You had non-Jewish friends.

Maybe I, maybe I had a couple. But listen, they, they looked upon us that we are dirt. That something is wrong with us, you understand. And I'll tell you, sometimes they just talked us into it. That something is wrong! We didn't know what. We were just--we were good and better than they are any time, but that's the bit. This was the slogan and nothing you could change. But I remember that uh, about Germany that Hitler--I just remember when he--they called him "the Chancellor," you know. Eh, when he got to the post to be chancellor and Kaiser Wilhelm, I think was demoted and he took it over with the Nazi party. This I remember like the day that Kristallnacht I do remember. Because I remember there was like, like a mourning like Tishah B'Av.
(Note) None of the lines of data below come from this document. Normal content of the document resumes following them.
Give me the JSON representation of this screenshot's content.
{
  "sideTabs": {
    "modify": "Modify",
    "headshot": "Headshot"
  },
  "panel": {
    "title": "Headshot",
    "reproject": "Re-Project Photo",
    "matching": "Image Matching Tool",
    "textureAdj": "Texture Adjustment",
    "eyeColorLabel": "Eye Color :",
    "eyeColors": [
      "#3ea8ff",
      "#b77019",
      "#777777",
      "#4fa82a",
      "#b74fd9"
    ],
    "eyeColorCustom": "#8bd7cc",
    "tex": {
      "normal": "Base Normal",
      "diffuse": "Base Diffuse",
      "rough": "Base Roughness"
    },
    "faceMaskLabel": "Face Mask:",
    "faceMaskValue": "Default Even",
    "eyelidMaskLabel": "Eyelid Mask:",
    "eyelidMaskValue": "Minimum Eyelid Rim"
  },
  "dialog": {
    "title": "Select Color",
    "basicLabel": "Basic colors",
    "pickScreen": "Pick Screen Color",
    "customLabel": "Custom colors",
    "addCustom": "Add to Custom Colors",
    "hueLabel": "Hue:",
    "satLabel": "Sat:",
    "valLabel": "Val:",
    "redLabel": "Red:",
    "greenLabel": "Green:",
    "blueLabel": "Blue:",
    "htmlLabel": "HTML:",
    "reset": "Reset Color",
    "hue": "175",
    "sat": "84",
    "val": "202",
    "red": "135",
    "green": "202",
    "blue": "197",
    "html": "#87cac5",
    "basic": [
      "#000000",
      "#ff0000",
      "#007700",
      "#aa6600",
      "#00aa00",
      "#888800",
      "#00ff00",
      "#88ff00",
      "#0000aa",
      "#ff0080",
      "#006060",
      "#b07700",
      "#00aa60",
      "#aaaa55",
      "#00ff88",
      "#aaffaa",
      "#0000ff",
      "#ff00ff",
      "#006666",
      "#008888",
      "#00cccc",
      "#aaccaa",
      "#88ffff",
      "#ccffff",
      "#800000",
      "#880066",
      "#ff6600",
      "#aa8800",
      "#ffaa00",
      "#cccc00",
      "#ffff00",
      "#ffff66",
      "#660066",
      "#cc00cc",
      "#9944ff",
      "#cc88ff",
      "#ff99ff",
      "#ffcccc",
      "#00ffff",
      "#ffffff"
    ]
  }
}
You know what I'm talking, Tishah B'Av, in our house because we start feeling, what's going to happen because when--nobody believed that anything is going to happen to the German Jew because they were assimilated, they were more modern. And uh, when this happened in, in, in the cities uh, and it started happening in the cities and in all of Germany, we really very much got concerned. So the concern was two ways to do. To leave Poland. How many Jews could afford to leave Poland? Those what could afford I don't remember probably left. I remember one thing from our town, a few of them, a few of them left. We had about fifteen hundred families in my small--in my little town, Jewish families. The whole town had about two thousand five hundred, fifteen-hundred were Jews. It was--I mean, you know. Have to know, one thing that, there was three and a half to four million Jews in Poland. If you're not thirty million people--but the cities, in the small towns on the waterways and here, the Jews could make a living here and there, you know. They were the saturated you know.

That's about 5,000 people?


Fifteen hundred families, about 5,000 people?

Five thousand, yeah. So this was the uh, so when this was happening in Germany we really got concerned. But like I say again, who could afford to, to, to e...e...emigrate. We didn't have, we, my family did not have nobody else. Maybe they did, but I didn't know. But I remember that our--they're still alive, the people, that was probably about '37 when they left for Israel. There was three couples from our town. I mean, they called that I am, you had to have a certificate to go. And they had--from England, from the English government or whatever. One, one, one couple is still alive. Live--they still live in Israel. If others left, I knew one thing, some of my cousins left for Russia. They escaped.

Before the war or after the war started?

Before the war.

Before the war.

This was about '37, '38.

Were these Ha...um, the people who went to Palestine were they Ha-Shomer ha-Tsa'ir?

Yes. They were all, all or Allgemeine Zionischten or Ha-Sh...you know. Or, I, I mean, mostly Halutzim, mostly Halutzim. We did not have in mind of leaving. Father, I mean, he says, "Where I'm going to go?" or whatever, you know, it's--listen, we were down to earth people working hard, pro...providing, like I said before, I know we did not hunger. We, we did, we, we had enough food because we were in that business, you know, so.